どうやら、もう直ぐ習えなくなるのではと思ったらしかった。
「大丈夫、それは何とかするさ」
本人には了承を取っていなかったが、後で頼みこんでどうにかしよう。
そんなこんなで、子供達の意志は確認出来た訳だが……この後はどうしたものかと、そんな風に考え始めた正巳にファスが言った。
「お任せください。――ミヤ!」
ファスが声を掛けると、ミヤがケースを持って来た。
「正巳様、こちらを皆さんに……」
ファスの開いたケースを見ると、そこにはメモ帳サイズの手帳があった。
「これは……まさか、パスポートか?!」
驚いた正巳にファスが頷く。
「実は、正巳様から指示をお受けした際に、根回しをしておきました。偽造では無く、本物ですのでその辺りもご安心ください」
どうやったのかは分からないが、ファスの顔の広さは今に始まった事でも無いだろう。驚きつつも、集まって来た子供達に一つ一つ渡して行った。
「ほら、これはシュアンのだぞ」
「シュアンのー!」
すっかり涙が引いて笑顔に変わっている。
子供達が自分の顔写真の入ったパスポートを手に、はしゃいでいるのを見ながらファスに聞いてみた。そう、そもそもこの子達はインシュンが親代わりで、保護者なのだ。
「なあ、インシュンに確認は――」
「お二人とも、『世話になる』だそうです」
短い言葉ではあったが、その意味を理解して(まったく、この男はどれだけ先を考えていたんだ)と苦笑と共に納得した。
「それは……俺が、子供達に確認とった意味はあったのか?」
インシュンと救出して来た女性――保護者である二人が"世話になる"と言っている時点で、半ば子供達も一緒に来る事が決まっていたのだろう。
もちろんファスの事だ。ここで正巳が拒否すれば、何事も無かったかのように無かった話にするのだろう。それでもだ、仕事が出来過ぎる男と言うのは少し怖い。

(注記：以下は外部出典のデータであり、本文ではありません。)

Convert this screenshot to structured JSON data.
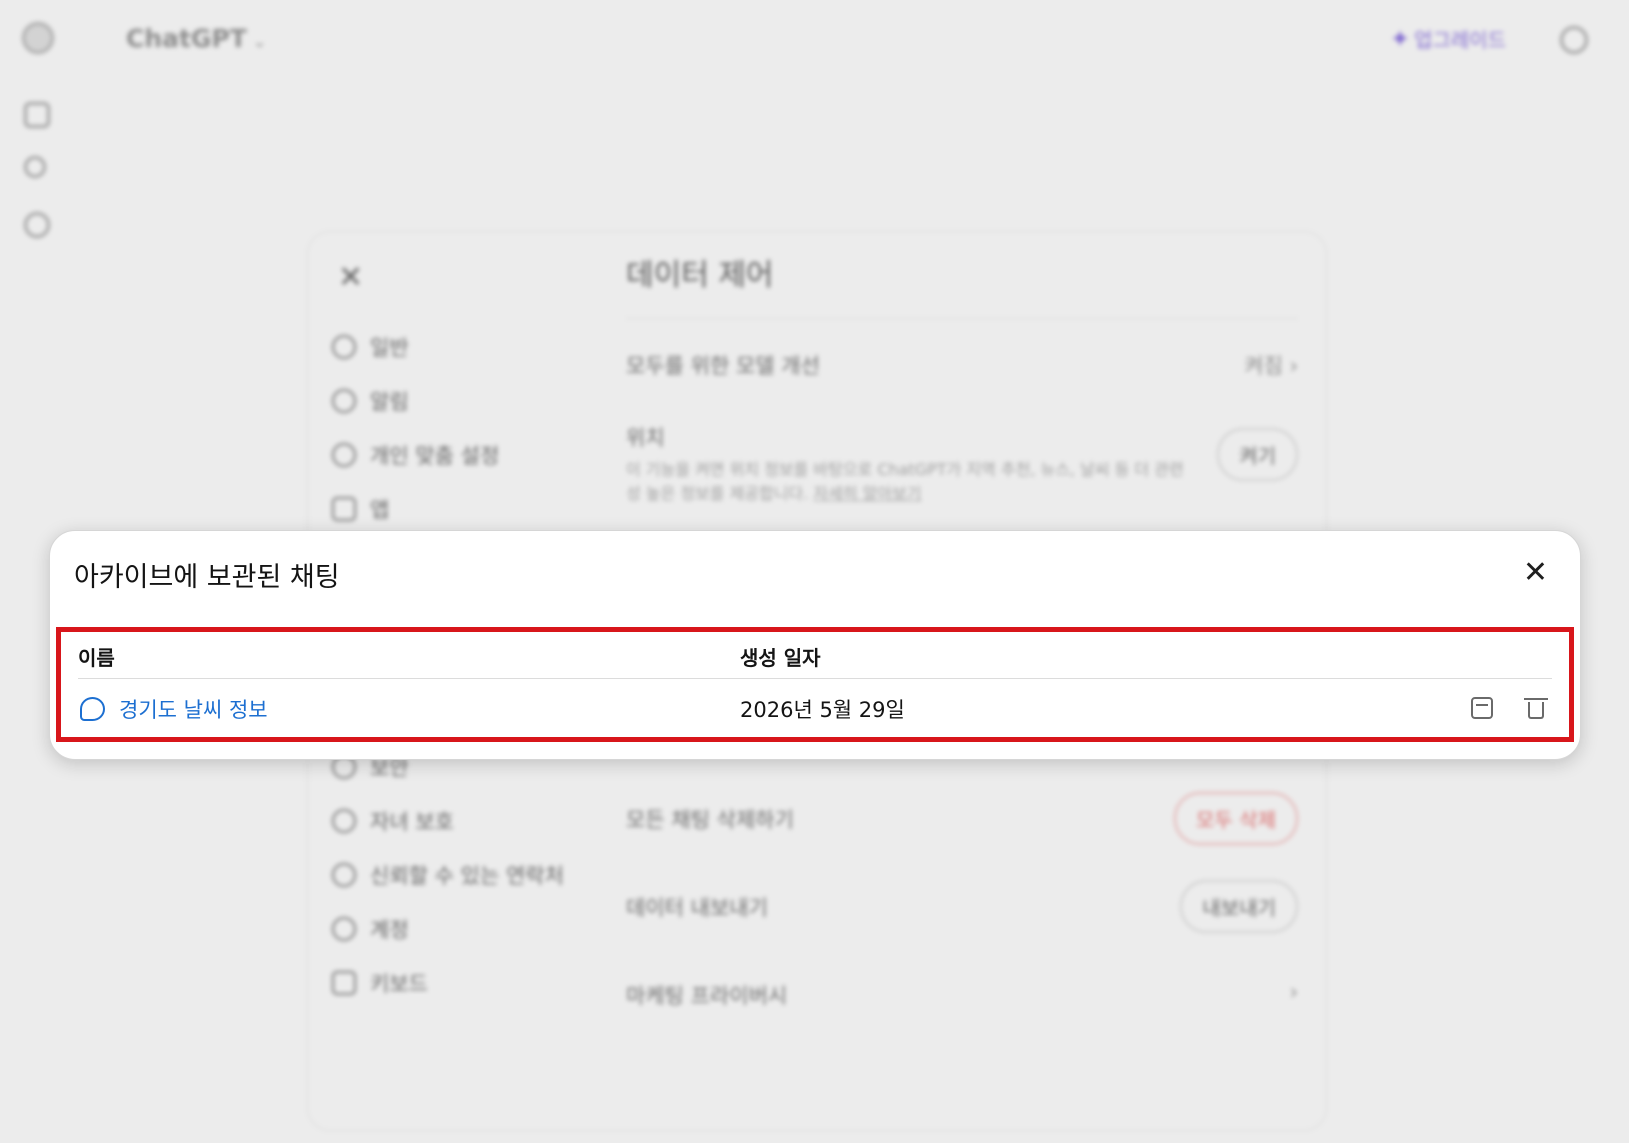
{
  "app": {
    "title": "ChatGPT",
    "chevron": "⌄",
    "upgrade_label": "업그레이드",
    "upgrade_icon": "✦"
  },
  "settings": {
    "close": "✕",
    "title": "데이터 제어",
    "nav_top": [
      {
        "label": "일반",
        "icon": "gear-icon"
      },
      {
        "label": "알림",
        "icon": "bell-icon"
      },
      {
        "label": "개인 맞춤 설정",
        "icon": "personalize-icon"
      },
      {
        "label": "앱",
        "icon": "apps-icon"
      }
    ],
    "nav_bottom": [
      {
        "label": "보안",
        "icon": "security-icon"
      },
      {
        "label": "자녀 보호",
        "icon": "parent-icon"
      },
      {
        "label": "신뢰할 수 있는 연락처",
        "icon": "lifebuoy-icon"
      },
      {
        "label": "계정",
        "icon": "account-icon"
      },
      {
        "label": "키보드",
        "icon": "keyboard-icon"
      }
    ],
    "rows": {
      "improve_model": {
        "label": "모두를 위한 모델 개선",
        "value": "켜짐",
        "chevron": "›"
      },
      "location": {
        "label": "위치",
        "desc": "이 기능을 켜면 위치 정보를 바탕으로 ChatGPT가 지역 추천, 뉴스, 날씨 등 더 관련성 높은 정보를 제공합니다.",
        "link": "자세히 알아보기",
        "button": "켜기"
      },
      "delete_all": {
        "label": "모든 채팅 삭제하기",
        "button": "모두 삭제"
      },
      "export": {
        "label": "데이터 내보내기",
        "button": "내보내기"
      },
      "marketing": {
        "label": "마케팅 프라이버시",
        "chevron": "›"
      }
    }
  },
  "archive_dialog": {
    "title": "아카이브에 보관된 채팅",
    "close": "✕",
    "columns": {
      "name": "이름",
      "created": "생성 일자"
    },
    "rows": [
      {
        "name": "경기도 날씨 정보",
        "created": "2026년 5월 29일"
      }
    ],
    "colors": {
      "link": "#1c6fd1",
      "highlight_frame": "#d8161b"
    }
  }
}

若干引いていると知ってか、苦笑を浮かべたファスが答えた。
「勿論です。私共が出来るのは"準備"と"お手伝い"です。飽くまでも、それをするのは正巳様なので……ここで、こうして皆が居るのは、正巳様だったからに違いありません」
真っすぐ言うファスの言葉に、若干照れが入った正巳だったが、それでもしっかりと受け取る事にした。頷いた正巳が「これからも宜しくな」と言うと、「承知しました」と頷いていた。
その後、顔を見せたグラハムが夕食を運んで来た。
少し早い夕食だったが、今朝より少し人数の増えた食卓は、お腹を膨らませると同時に心も満たしていた。本人達の強い要望と言う事で、安静状態のインシュンとレフィーナも食卓に着いていた。
インシュンは、麻酔の為か上手くしゃべれないようだったが、誰よりも幸せそうだった。レフィーナとはまだゆっくりと話した事は無かったが、その優しそうな顔から微笑みが絶える事は無かった。
そんな二人を見ていた正巳は、自分の頬を雫が伝うのを感じた。
その日のカレーは、ちびっ子に合わせて甘口だったのだが……
何故か、正巳のカレーだけ少し塩辛かった。